Lessons Learned From Microsoft Meeting Madness
The other thing that I love looking at is how much time am I spending in meetings vs. what I would call focused time. You absolutely need to be in meetings, because, after all, you don’t do a CEO’s job by locking yourself in your room. But at the same time, there’s got to be a right balance. Are you trying to lower the number of meetings? We have some measures [to ascertain] if you have lots of redundant layers of people attending meetings. You can in fact have a more effective meeting by having the right set of folks in there to be able to make the right kind of decision as fast as you can. So I would say it’s not the number of meetings that matter, it’s the effectiveness of the meetings. We also look at the number of other meetings that got spawned because of the meeting, because one of the greatest wastes of time could be a CEO sets up a meeting, and there are 15 prep meetings in order to get to the CEO’s meeting. Satya Nadella CEO Microsoft, Bloomberg Businessweek, August 8, 2016.
One senior manager barked at me “Meetings are how we manage!” I had been on a long campaign to reduce the number of meetings. I had demonstrated that some quality review meetings were no better than random decisions on improving the quality of our product (e.g., we could replace them by just randomly reprioritizing defects). I had eliminated requirements review boards by establishing a small set of business rules that defined what requirements changes would be automatically approved, which would be automatically disapproved and which would be discussed (where I would then call a meeting). I had also replaced status meetings, where we discussed “when will this defect be repaired or when will this feature be completed,” with current trends on the average (and 95%) rate of defect repair and feature completion durations.
What the barking senior manager didn’t get was that all those meetings were really a symptom of bad management habits and in particular the results of poor planning and subsequent poor communications. When we don’t understand the projects issues we are managing then we often resort to a torrent of meetings thinking these will sort out the problems. Here we confuse what we see as project issues with what is often, again, bad management habits (e.g., aggressive schedules, etc.). So the fix is centered on seeing why we seem to want a meeting and then fixing that underlying issue (e.g., better schedule, having a published project plan, etc.).

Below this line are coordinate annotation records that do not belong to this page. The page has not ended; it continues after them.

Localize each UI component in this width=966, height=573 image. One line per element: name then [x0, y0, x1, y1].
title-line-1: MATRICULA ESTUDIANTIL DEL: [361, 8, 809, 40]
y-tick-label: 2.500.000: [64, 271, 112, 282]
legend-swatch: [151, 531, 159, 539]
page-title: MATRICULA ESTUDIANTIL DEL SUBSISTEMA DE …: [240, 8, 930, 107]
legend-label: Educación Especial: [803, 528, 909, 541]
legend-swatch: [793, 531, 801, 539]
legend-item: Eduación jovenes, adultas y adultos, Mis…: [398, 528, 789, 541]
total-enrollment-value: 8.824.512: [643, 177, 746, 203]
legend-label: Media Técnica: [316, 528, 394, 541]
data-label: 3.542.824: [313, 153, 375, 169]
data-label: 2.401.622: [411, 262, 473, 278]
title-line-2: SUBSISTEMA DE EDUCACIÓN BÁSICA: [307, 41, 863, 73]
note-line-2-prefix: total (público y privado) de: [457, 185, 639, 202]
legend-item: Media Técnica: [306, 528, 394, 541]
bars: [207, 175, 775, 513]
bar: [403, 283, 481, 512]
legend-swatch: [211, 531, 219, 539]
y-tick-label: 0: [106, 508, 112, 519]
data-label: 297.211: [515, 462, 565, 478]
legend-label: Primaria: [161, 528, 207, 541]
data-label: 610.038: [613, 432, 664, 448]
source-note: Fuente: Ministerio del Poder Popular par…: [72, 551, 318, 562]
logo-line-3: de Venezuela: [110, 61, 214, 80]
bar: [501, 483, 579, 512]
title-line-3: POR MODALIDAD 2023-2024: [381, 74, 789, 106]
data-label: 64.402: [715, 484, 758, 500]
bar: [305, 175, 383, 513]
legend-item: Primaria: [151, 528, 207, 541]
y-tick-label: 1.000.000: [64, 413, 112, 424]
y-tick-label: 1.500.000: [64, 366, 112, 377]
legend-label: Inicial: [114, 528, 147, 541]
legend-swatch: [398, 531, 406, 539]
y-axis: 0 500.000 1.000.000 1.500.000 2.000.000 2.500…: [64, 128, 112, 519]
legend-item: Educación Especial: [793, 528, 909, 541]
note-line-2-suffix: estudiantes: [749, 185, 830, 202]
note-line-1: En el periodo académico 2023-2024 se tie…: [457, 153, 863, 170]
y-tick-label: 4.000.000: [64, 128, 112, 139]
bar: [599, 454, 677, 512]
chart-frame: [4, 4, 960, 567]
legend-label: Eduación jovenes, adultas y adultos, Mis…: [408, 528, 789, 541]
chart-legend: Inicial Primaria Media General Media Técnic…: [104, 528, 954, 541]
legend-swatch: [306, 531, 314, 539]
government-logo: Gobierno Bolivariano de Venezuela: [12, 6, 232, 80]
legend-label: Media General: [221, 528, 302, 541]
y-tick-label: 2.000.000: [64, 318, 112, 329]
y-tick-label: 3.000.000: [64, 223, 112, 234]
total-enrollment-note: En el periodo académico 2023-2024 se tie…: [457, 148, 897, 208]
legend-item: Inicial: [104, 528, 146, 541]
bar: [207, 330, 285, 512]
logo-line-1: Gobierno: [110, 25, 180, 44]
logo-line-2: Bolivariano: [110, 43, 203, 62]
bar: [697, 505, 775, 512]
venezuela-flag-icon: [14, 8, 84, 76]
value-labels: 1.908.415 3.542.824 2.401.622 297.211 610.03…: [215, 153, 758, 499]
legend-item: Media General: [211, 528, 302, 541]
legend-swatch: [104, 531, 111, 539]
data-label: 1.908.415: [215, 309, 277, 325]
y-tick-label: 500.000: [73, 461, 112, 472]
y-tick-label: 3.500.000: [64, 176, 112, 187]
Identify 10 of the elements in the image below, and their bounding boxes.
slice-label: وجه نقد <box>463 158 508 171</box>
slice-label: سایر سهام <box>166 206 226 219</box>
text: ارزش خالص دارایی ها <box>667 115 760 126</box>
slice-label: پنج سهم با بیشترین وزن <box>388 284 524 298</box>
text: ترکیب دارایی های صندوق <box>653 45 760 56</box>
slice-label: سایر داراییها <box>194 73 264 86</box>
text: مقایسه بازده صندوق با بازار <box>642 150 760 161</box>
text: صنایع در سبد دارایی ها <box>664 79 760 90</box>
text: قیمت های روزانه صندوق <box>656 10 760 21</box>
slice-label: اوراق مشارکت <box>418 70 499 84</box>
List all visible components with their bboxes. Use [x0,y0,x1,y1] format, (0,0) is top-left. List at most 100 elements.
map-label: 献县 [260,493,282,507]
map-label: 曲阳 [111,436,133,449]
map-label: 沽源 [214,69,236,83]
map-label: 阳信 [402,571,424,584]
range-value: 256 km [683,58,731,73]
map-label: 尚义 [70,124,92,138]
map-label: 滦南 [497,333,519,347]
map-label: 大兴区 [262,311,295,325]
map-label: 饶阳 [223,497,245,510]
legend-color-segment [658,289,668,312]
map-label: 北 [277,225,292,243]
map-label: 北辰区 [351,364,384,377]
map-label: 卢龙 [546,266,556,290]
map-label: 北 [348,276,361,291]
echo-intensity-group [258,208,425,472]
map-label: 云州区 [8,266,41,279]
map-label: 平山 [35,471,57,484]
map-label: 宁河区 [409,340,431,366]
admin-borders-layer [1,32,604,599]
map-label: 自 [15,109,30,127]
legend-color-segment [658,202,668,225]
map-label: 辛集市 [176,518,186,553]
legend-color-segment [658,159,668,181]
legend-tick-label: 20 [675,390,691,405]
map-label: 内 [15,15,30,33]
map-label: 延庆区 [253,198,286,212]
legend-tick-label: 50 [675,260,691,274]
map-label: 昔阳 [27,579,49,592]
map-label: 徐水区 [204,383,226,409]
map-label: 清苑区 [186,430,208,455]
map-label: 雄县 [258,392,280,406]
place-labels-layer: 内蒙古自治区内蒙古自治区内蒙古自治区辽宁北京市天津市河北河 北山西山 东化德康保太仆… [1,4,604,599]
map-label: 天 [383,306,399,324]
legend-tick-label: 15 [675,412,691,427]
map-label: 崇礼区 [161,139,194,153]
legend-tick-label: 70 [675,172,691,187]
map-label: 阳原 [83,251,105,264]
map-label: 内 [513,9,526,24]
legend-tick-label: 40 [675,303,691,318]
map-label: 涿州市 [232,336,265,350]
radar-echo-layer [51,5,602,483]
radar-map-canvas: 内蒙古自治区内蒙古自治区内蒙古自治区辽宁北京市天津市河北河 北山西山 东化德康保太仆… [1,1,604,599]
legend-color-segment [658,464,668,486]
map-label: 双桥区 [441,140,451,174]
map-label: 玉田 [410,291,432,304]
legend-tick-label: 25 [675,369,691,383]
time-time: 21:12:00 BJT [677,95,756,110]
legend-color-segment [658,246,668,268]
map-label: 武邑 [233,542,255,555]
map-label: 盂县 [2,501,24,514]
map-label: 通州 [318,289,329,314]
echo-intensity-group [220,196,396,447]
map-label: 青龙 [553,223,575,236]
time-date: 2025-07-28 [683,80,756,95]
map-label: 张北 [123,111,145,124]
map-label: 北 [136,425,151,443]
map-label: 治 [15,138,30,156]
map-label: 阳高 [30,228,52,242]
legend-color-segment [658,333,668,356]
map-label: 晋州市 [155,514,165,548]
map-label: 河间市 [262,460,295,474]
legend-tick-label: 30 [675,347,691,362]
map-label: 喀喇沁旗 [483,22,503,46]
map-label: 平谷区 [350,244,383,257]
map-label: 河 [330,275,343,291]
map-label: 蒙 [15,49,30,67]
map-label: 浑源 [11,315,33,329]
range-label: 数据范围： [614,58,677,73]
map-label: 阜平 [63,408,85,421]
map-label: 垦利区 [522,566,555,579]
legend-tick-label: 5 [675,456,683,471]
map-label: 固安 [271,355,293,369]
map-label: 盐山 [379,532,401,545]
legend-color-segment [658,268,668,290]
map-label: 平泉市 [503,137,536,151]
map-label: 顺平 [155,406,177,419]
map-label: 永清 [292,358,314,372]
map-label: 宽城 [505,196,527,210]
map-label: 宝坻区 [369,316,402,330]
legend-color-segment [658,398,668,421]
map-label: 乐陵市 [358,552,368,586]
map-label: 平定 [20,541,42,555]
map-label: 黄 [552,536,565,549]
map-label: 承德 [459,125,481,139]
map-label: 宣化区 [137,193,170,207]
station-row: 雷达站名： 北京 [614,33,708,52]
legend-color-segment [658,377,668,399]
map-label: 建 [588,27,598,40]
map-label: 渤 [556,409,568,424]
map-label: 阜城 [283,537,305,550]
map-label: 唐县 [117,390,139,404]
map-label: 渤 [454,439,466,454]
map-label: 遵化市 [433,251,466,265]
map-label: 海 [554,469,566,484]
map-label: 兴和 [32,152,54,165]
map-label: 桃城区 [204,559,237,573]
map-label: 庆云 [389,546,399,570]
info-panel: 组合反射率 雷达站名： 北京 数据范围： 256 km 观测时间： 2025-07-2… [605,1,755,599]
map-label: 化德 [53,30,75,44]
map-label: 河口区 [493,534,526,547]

For more on successful planning: Project Planning Secrets
For successful aggressive schedules: It’s The Schedule, Stupid
For more on business rules: We Need Rules Not Meetings
For more on meeting madness: Meeting Madness? Don’t Do It
Nothing Microsoft’s CEO was quoted as saying above made me feel that Microsoft had its meetings under control. Instead, it sounded like the typical responses I’ve heard in organizations that were having meeting madness and were not on a reasonable path to achieving more effective meetings.
Are your project meetings effective or are they just symptoms of bad management habits?